The calculator will display the critical value and show it on a chart for visualization.

T-Distribution Critical Values

The t-distribution is used when working with small sample sizes. Critical values for t-distribution depend on:

  • Degrees of freedom (df)
  • Significance level (α)
  • Tail type

For one-tailed tests, the critical value is the t-value that leaves α% of the area in one tail. For two-tailed tests, it's the t-value that leaves α/2% in each tail.

Chi-Square Critical Values

The chi-square distribution is used in goodness-of-fit tests and tests of independence.
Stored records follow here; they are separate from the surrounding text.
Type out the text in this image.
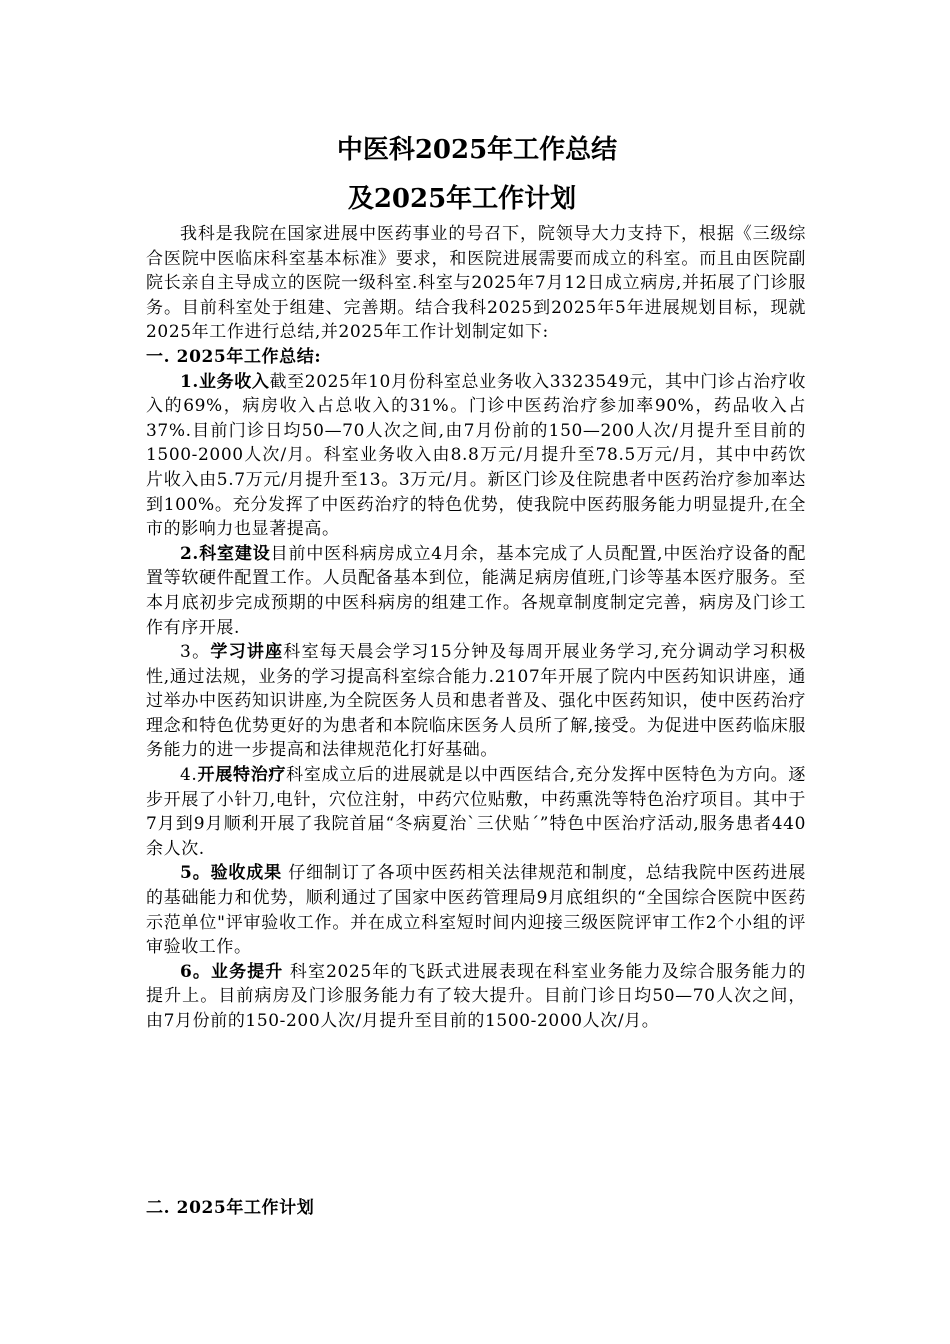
中医科2025年工作总结
及2025年工作计划

我科是我院在国家进展中医药事业的号召下，院领导大力支持下，根据《三级综合医院中医临床科室基本标准》要求，和医院进展需要而成立的科室。而且由医院副院长亲自主导成立的医院一级科室.科室与2025年7月12日成立病房,并拓展了门诊服务。目前科室处于组建、完善期。结合我科2025到2025年5年进展规划目标，现就2025年工作进行总结,并2025年工作计划制定如下:

一. 2025年工作总结:

1.业务收入截至2025年10月份科室总业务收入3323549元，其中门诊占治疗收入的69%，病房收入占总收入的31%。门诊中医药治疗参加率90%，药品收入占37%.目前门诊日均50—70人次之间,由7月份前的150—200人次/月提升至目前的1500-2000人次/月。科室业务收入由8.8万元/月提升至78.5万元/月，其中中药饮片收入由5.7万元/月提升至13。3万元/月。新区门诊及住院患者中医药治疗参加率达到100%。充分发挥了中医药治疗的特色优势，使我院中医药服务能力明显提升,在全市的影响力也显著提高。

2.科室建设目前中医科病房成立4月余，基本完成了人员配置,中医治疗设备的配置等软硬件配置工作。人员配备基本到位，能满足病房值班,门诊等基本医疗服务。至本月底初步完成预期的中医科病房的组建工作。各规章制度制定完善，病房及门诊工作有序开展.

3。学习讲座科室每天晨会学习15分钟及每周开展业务学习,充分调动学习积极性,通过法规，业务的学习提高科室综合能力.2107年开展了院内中医药知识讲座，通过举办中医药知识讲座,为全院医务人员和患者普及、强化中医药知识，使中医药治疗理念和特色优势更好的为患者和本院临床医务人员所了解,接受。为促进中医药临床服务能力的进一步提高和法律规范化打好基础。

4.开展特治疗科室成立后的进展就是以中西医结合,充分发挥中医特色为方向。逐步开展了小针刀,电针，穴位注射，中药穴位贴敷，中药熏洗等特色治疗项目。其中于7月到9月顺利开展了我院首届“冬病夏治`三伏贴´”特色中医治疗活动,服务患者440余人次.

5。验收成果 仔细制订了各项中医药相关法律规范和制度，总结我院中医药进展的基础能力和优势，顺利通过了国家中医药管理局9月底组织的“全国综合医院中医药示范单位"评审验收工作。并在成立科室短时间内迎接三级医院评审工作2个小组的评审验收工作。

6。业务提升 科室2025年的飞跃式进展表现在科室业务能力及综合服务能力的提升上。目前病房及门诊服务能力有了较大提升。目前门诊日均50—70人次之间，由7月份前的150-200人次/月提升至目前的1500-2000人次/月。

二. 2025年工作计划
Critical values for chi-square depend on:

  • Degrees of freedom (df)
  • Significance level (α)

Chi-square tests are always right-tailed, so there's no distinction between one-tailed and two-tailed tests.

FAQ

What is the difference between one-tailed and two-tailed tests?

In a one-tailed test, you're only interested in one direction of the effect (e.g., only higher values). In a two-tailed test, you're interested in both directions (e.g., both higher and lower values). This affects how the significance level is divided between tails.

How do I determine the degrees of freedom?

Degrees of freedom depend on the specific statistical test. For a one-sample t-test, df = n-1 where n is the sample size. For a chi-square test, df depends on the number of categories and constraints.

What if my degrees of freedom aren't listed in the calculator?

For degrees of freedom not in the calculator's tables, you can use linear interpolation between the closest available values or consult more comprehensive statistical tables.